Он эдак нехорошо скосоротился:
"Ничего, за это не беспокойтесь! Поживете - все поймете. А театр мы вам тут свой устроим".
"Ну, - думаю, - пес с вами, устраивайте".
Позвонил он, пришел какой-то лупоглазый, в белом фартуке. Он ему:
"Вот вам новый служащий при лаборатории номер пять, проведите его и познакомьте с обязанностями. Покажите, где он будет жить, и потом хорошенько накормите".
Вот он меня и повел...
...В комнате быстро темнело.
Мать взяла лампу - электричество не работало, - сняла стекло и стала оглядывать стол, ища спички.
Спичек не было. Да разве возможно было найти что-нибудь на письменном столе отца!
- Спичек! - догадался Курт и достал из кармана коробку.
Отец зашевелился в кресле. Он был очень заинтересован рассказом, у него был своеобразный вкус, и в художественной литературе после Сенеки он больше всего любил детективные романы с похищениями, тайнами, страдающими красавицами, убийствами и утраченными секретами.
- Ну и что ж в этой лаборатории? - спросил он с нетерпением.
- Да, в этой лаборатории, - с улыбкой повторил Курт, смотря на отца. В этой самой лаборатории я и стал работать...
- С собаками? - спросил отец.
- Собак там было, чтобы не соврать, штук триста.
- Породистые? - снова спросил отец.
- Ну, породистые! Откуда они там возьмутся! Там всякий сброд. Дворняги! Их по всему городу ловили, а потом секретным порядком нам доставляли.
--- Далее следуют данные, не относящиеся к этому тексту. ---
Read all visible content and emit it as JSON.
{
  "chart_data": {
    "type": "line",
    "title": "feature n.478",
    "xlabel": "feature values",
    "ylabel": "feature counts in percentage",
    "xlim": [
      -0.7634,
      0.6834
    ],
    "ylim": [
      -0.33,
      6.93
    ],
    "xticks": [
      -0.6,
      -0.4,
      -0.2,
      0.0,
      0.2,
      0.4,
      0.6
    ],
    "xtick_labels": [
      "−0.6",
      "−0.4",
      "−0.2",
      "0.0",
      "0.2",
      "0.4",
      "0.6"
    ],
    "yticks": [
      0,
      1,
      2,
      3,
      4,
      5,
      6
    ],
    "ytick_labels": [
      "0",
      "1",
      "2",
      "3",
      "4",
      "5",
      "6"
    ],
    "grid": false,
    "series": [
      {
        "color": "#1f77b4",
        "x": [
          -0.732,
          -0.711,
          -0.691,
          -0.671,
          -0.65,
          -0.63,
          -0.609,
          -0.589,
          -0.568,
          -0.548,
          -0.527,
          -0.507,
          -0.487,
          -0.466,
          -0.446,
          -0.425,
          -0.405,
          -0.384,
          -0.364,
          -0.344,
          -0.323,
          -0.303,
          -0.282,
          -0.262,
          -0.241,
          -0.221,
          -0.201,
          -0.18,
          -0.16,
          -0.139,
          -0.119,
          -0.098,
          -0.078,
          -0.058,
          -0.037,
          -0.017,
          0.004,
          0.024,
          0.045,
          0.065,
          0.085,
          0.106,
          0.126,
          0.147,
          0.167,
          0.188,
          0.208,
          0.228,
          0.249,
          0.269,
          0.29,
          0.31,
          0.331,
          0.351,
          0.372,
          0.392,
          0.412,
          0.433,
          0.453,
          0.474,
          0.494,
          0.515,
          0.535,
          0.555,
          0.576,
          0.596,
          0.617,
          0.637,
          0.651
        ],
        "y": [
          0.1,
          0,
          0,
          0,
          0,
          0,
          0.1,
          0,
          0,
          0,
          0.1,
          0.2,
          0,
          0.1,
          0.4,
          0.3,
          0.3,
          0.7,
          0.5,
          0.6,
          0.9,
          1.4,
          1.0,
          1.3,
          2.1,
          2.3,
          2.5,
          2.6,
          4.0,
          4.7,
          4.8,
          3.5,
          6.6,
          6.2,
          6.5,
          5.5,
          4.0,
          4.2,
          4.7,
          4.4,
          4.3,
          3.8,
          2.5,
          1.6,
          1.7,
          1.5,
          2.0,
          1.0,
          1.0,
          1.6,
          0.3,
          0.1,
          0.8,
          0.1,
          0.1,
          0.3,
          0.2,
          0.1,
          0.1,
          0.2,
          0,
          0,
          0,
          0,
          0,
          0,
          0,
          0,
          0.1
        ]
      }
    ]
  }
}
Там для них специальное помеще-ние было. Вот они в клетках и сидели, на каждой клетке номер, и на собаке, где ошейник должен быть, особый номерок.
Мое дело было какое? Мне собак привезли, я должен их два раза в день кормить. Им откуда-то, с бойни, верно, кости привозили. Надо, значит, было так распорядиться, чтобы к вечеру все чисто было: где надо, чтобы соломка была, где надо - песочек посыпан, подручный у меня был, он-то все это и делал, я только следил за порядком. Так, какой-то курносенький и рыжий, и не рыжий даже, а просто бесцветный, черт его поймет, что за человек. Жену бы я ему свою доверил, а вот комнату - ни за что! Обязательно либо посуду перебьет, либо пожару понаделает. Ну, однако, ничего, с делом справлялся. Только понукать его нужно было, да иной раз метет, метет, вдруг остановится, глаза выпучит, да так и стоит, с открытым ртом. Крикнешь ему:
"Станислав, Станислав!" (его Станиславом звали).
"А?"
"Что ж ты стоишь, как столб?"
"А?"
"Почему не метешь-то?"
"А?"
Подойдешь, толкнешь его легонько в плечо - тут он покачнется, вздохнет, посмотрит на тебя да как начнет метлой шаркать! Потом его спросишь:
"Что с тобой было, Станислав?"
"А ничего!"
"Что ж ты стоял?"
'Так, задумался".
"О чем же задумался?"
"Да так, ни о чем".
"Да разве можно ни о чем не думать? Думают о чем-нибудь".
"Нет, я всегда ни о чем не думаю".
Так и до сих пор не пойму, что он за человек был. Тут же, в собачнике, и кровать его стояла. Когда делать нечего, сидит он и песни поет. Вообразите обстановку! Собаки лают, грызутся, по клеткам бегают. Я полдня там побуду - у меня голова во какая станет, - Курт руками показал, какая у него делается голова, - а он целые сутки там, и ничего. В десять часов вечера я делаю последний обход. Собаки все накормлены, пол, смотрю, чистый, можно спать идти. Так прослужил я неделю и никого не видел.